Sekitar April-Mei 2012, Cintya dan VW seminar proposal duluan dan masukan untuk revisi proposal mereka juga gw masukkan sebagai bahan penyusunan proposal gw. Kemudian sekitar bulan Agustus-September, penelitian VW dan Cintya udah mulai. Disini tugas gw ngebantuin dan nemenin Cintya ambil sample darah di UI kemudian dibawa dan pemisahan serum di kampus, lumayan jadi nambah pengalaman hehe. Akhirnya setelah tetek bengek seminar proposal, ethical clearance dan revisi, gw menghubungi mas Arief untuk dipesankan tikus dan mulai masa adaptasi, serta ngatur-ngatur jadwal shift weekend.

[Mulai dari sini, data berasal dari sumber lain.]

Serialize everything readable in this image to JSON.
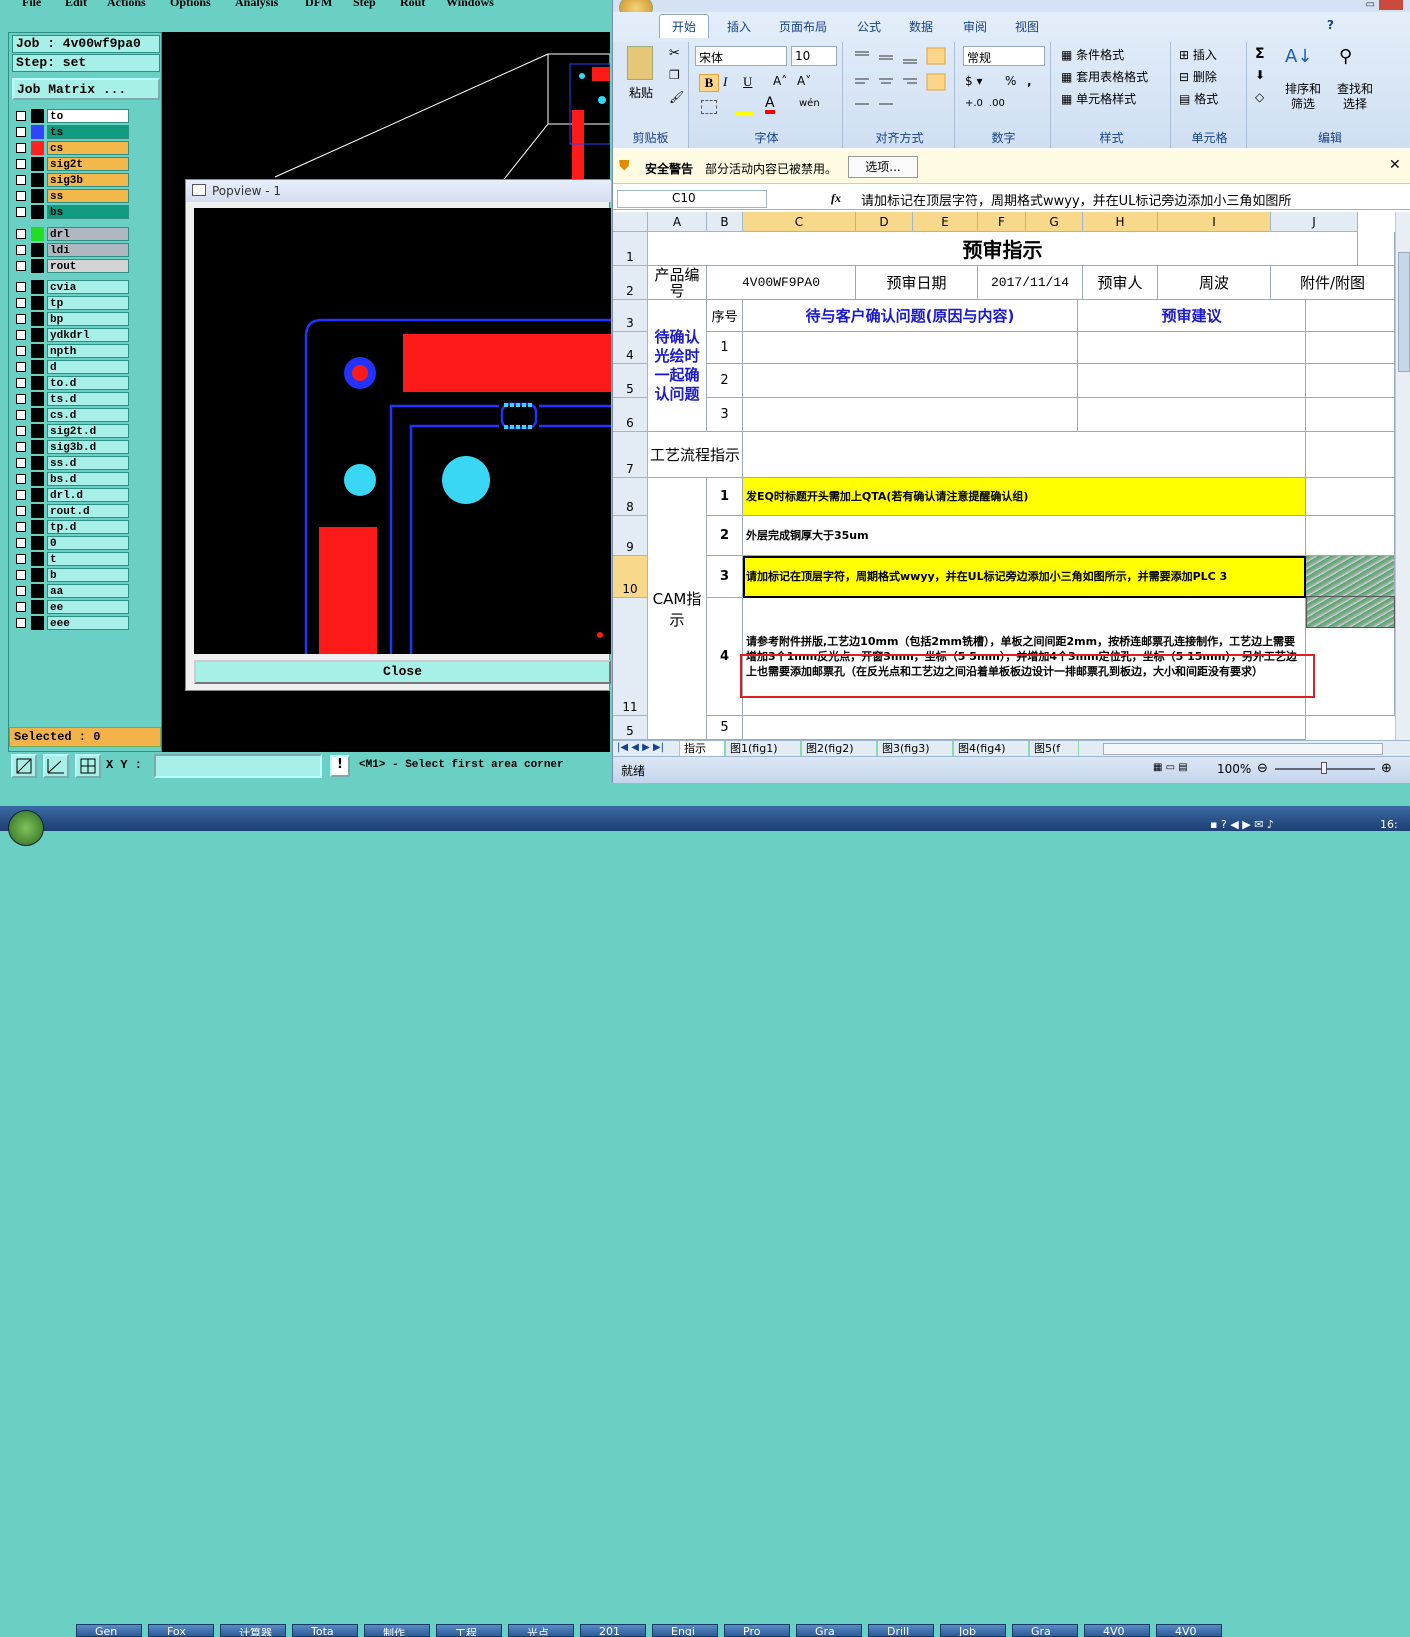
{
  "genesis": {
    "menu": [
      "File",
      "Edit",
      "Actions",
      "Options",
      "Analysis",
      "DFM",
      "Step",
      "Rout",
      "Windows"
    ],
    "job": "Job : 4v00wf9pa0",
    "step": "Step: set",
    "job_matrix": "Job Matrix ...",
    "layers": [
      {
        "name": "to",
        "color": "#ffffff",
        "swatch": "#000000"
      },
      {
        "name": "ts",
        "color": "#119a7e",
        "swatch": "#3344ff"
      },
      {
        "name": "cs",
        "color": "#f2b84a",
        "swatch": "#ff2020"
      },
      {
        "name": "sig2t",
        "color": "#f2b84a",
        "swatch": "#000000"
      },
      {
        "name": "sig3b",
        "color": "#f2b84a",
        "swatch": "#000000"
      },
      {
        "name": "ss",
        "color": "#f2b84a",
        "swatch": "#000000"
      },
      {
        "name": "bs",
        "color": "#119a7e",
        "swatch": "#000000"
      }
    ],
    "drill_layers": [
      {
        "name": "drl",
        "color": "#b0b8bf",
        "swatch": "#22dd22"
      },
      {
        "name": "ldi",
        "color": "#b0b8bf",
        "swatch": "#000000"
      },
      {
        "name": "rout",
        "color": "#d4d4d4",
        "swatch": "#000000"
      }
    ],
    "misc_layers": [
      "cvia",
      "tp",
      "bp",
      "ydkdrl",
      "npth",
      "d",
      "to.d",
      "ts.d",
      "cs.d",
      "sig2t.d",
      "sig3b.d",
      "ss.d",
      "bs.d",
      "drl.d",
      "rout.d",
      "tp.d",
      "0",
      "t",
      "b",
      "aa",
      "ee",
      "eee"
    ],
    "selected": "Selected : 0",
    "xy_label": "X Y :",
    "status": "<M1> - Select first area corner",
    "popview_title": "Popview - 1",
    "close": "Close"
  },
  "excel": {
    "tabs": [
      "开始",
      "插入",
      "页面布局",
      "公式",
      "数据",
      "审阅",
      "视图"
    ],
    "font_name": "宋体",
    "font_size": "10",
    "number_format": "常规",
    "groups": {
      "clipboard": "剪贴板",
      "font": "字体",
      "align": "对齐方式",
      "number": "数字",
      "styles": "样式",
      "cells": "单元格",
      "edit": "编辑"
    },
    "paste": "粘贴",
    "style_items": [
      "条件格式",
      "套用表格格式",
      "单元格样式"
    ],
    "cell_items": [
      "插入",
      "删除",
      "格式"
    ],
    "edit_items": [
      "排序和筛选",
      "查找和选择"
    ],
    "security": "安全警告",
    "security_msg": "部分活动内容已被禁用。",
    "options": "选项...",
    "name_box": "C10",
    "formula": "请加标记在顶层字符，周期格式wwyy，并在UL标记旁边添加小三角如图所",
    "cols": [
      "A",
      "B",
      "C",
      "D",
      "E",
      "F",
      "G",
      "H",
      "I",
      "J"
    ],
    "title": "预审指示",
    "r2": {
      "a": "产品编号",
      "val": "4V00WF9PA0",
      "date_l": "预审日期",
      "date": "2017/11/14",
      "rev_l": "预审人",
      "rev": "周波",
      "att": "附件/附图"
    },
    "r3": {
      "seq": "序号",
      "q": "待与客户确认问题(原因与内容)",
      "s": "预审建议"
    },
    "confirm": "待确认光绘时一起确认问题",
    "nums": [
      "1",
      "2",
      "3",
      "4",
      "5"
    ],
    "flow": "工艺流程指示",
    "cam": "CAM指示",
    "i8": "发EQ时标题开头需加上QTA(若有确认请注意提醒确认组)",
    "i9": "外层完成铜厚大于35um",
    "i10": "请加标记在顶层字符，周期格式wwyy，并在UL标记旁边添加小三角如图所示，并需要添加PLC 3",
    "i11": "请参考附件拼版,工艺边10mm（包括2mm铣槽），单板之间间距2mm，按桥连邮票孔连接制作，工艺边上需要增加3个1mm反光点，开窗3mm，坐标（5 5mm），并增加4个3mm定位孔，坐标（5 15mm），另外工艺边上也需要添加邮票孔（在反光点和工艺边之间沿着单板板边设计一排邮票孔到板边，大小和间距没有要求）",
    "sheets": [
      "指示",
      "图1(fig1)",
      "图2(fig2)",
      "图3(fig3)",
      "图4(fig4)",
      "图5(f"
    ],
    "ready": "就绪",
    "zoom": "100%"
  },
  "taskbar": [
    "Gen",
    "Fox",
    "计算器",
    "Tota",
    "制作",
    "工程",
    "光点",
    "201",
    "Engi",
    "Pro",
    "Gra",
    "Drill",
    "Job",
    "Gra",
    "4V0",
    "4V0"
  ],
  "clock": "16:"
}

Penelitian gw lakukan di animal house FKUI dari 16 hari sebelum idul adha. Pemisahan serum dilakukan di lab farmako FKUI untuk menghindari hemolisis yang mungkin terjadi bila mesti dibawa ke pluit dulu. Saat weekend, petugas disana ganti shift sabtu dan minggu, jadi biasanya sabtu dan minggu gw yang mengatur dosis dan sonde langsung ke tikus. Gw beliin makan buat mereka dan mereka juga membantu gw ga hanya dalam melakukan penelitian tapi juga sebelum penelitian saat penyediaan dan adaptasi tikus serta masalah pengaturan dosis.

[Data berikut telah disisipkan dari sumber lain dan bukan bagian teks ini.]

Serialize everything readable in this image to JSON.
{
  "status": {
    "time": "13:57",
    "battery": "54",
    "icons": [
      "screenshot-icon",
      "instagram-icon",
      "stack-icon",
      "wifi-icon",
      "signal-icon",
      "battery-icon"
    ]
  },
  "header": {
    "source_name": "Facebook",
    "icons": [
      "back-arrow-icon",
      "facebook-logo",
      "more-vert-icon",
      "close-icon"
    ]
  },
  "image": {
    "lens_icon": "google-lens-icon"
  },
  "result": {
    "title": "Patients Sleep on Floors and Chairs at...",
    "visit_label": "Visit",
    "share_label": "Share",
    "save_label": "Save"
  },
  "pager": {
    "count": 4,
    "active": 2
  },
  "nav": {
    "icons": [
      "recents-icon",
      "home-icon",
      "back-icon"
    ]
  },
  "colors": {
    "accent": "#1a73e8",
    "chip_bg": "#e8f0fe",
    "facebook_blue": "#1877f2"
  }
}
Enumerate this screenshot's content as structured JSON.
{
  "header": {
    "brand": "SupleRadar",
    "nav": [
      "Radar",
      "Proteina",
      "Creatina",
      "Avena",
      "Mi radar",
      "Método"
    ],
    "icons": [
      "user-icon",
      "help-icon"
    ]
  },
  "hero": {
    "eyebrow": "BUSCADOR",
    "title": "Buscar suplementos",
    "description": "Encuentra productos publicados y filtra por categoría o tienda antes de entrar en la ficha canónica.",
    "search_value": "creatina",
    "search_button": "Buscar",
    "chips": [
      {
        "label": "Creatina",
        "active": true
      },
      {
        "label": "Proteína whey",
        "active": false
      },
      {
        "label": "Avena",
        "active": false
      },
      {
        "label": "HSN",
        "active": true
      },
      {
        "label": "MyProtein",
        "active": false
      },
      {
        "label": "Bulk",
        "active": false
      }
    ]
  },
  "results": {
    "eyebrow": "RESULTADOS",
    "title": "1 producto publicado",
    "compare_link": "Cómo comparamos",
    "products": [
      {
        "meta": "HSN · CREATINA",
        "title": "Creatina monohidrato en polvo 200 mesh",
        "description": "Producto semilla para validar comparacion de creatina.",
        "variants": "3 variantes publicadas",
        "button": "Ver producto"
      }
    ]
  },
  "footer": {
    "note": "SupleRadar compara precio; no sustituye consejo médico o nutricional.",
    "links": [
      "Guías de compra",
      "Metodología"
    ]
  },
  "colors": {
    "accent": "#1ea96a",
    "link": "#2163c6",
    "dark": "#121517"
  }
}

Oh ya, untuk masalah pengukuran dosis, bisa-bisa aja sih seenak udel kita nentuin dosis yang mau dikasih ke tikus misal 1000mg/kgBB. yang jadi masalah adalah bagaimana cara menghitung ke dalam larutan. Setelah nanya kesana-kemari, akhirnya gw menemukan blog yang membahas step-stepnya mengenai itu dan gw chatting sama si penulis yang notabene anak farmasi, akhirnya masalah tersebut selese juga. Yoa, niat ye ampe nanya anak farmasi segala. Ya iyalah, ntar ngatur sondenya gimana dong, belum lagi kalo ditanyain sama dr. L yang ahli farmako.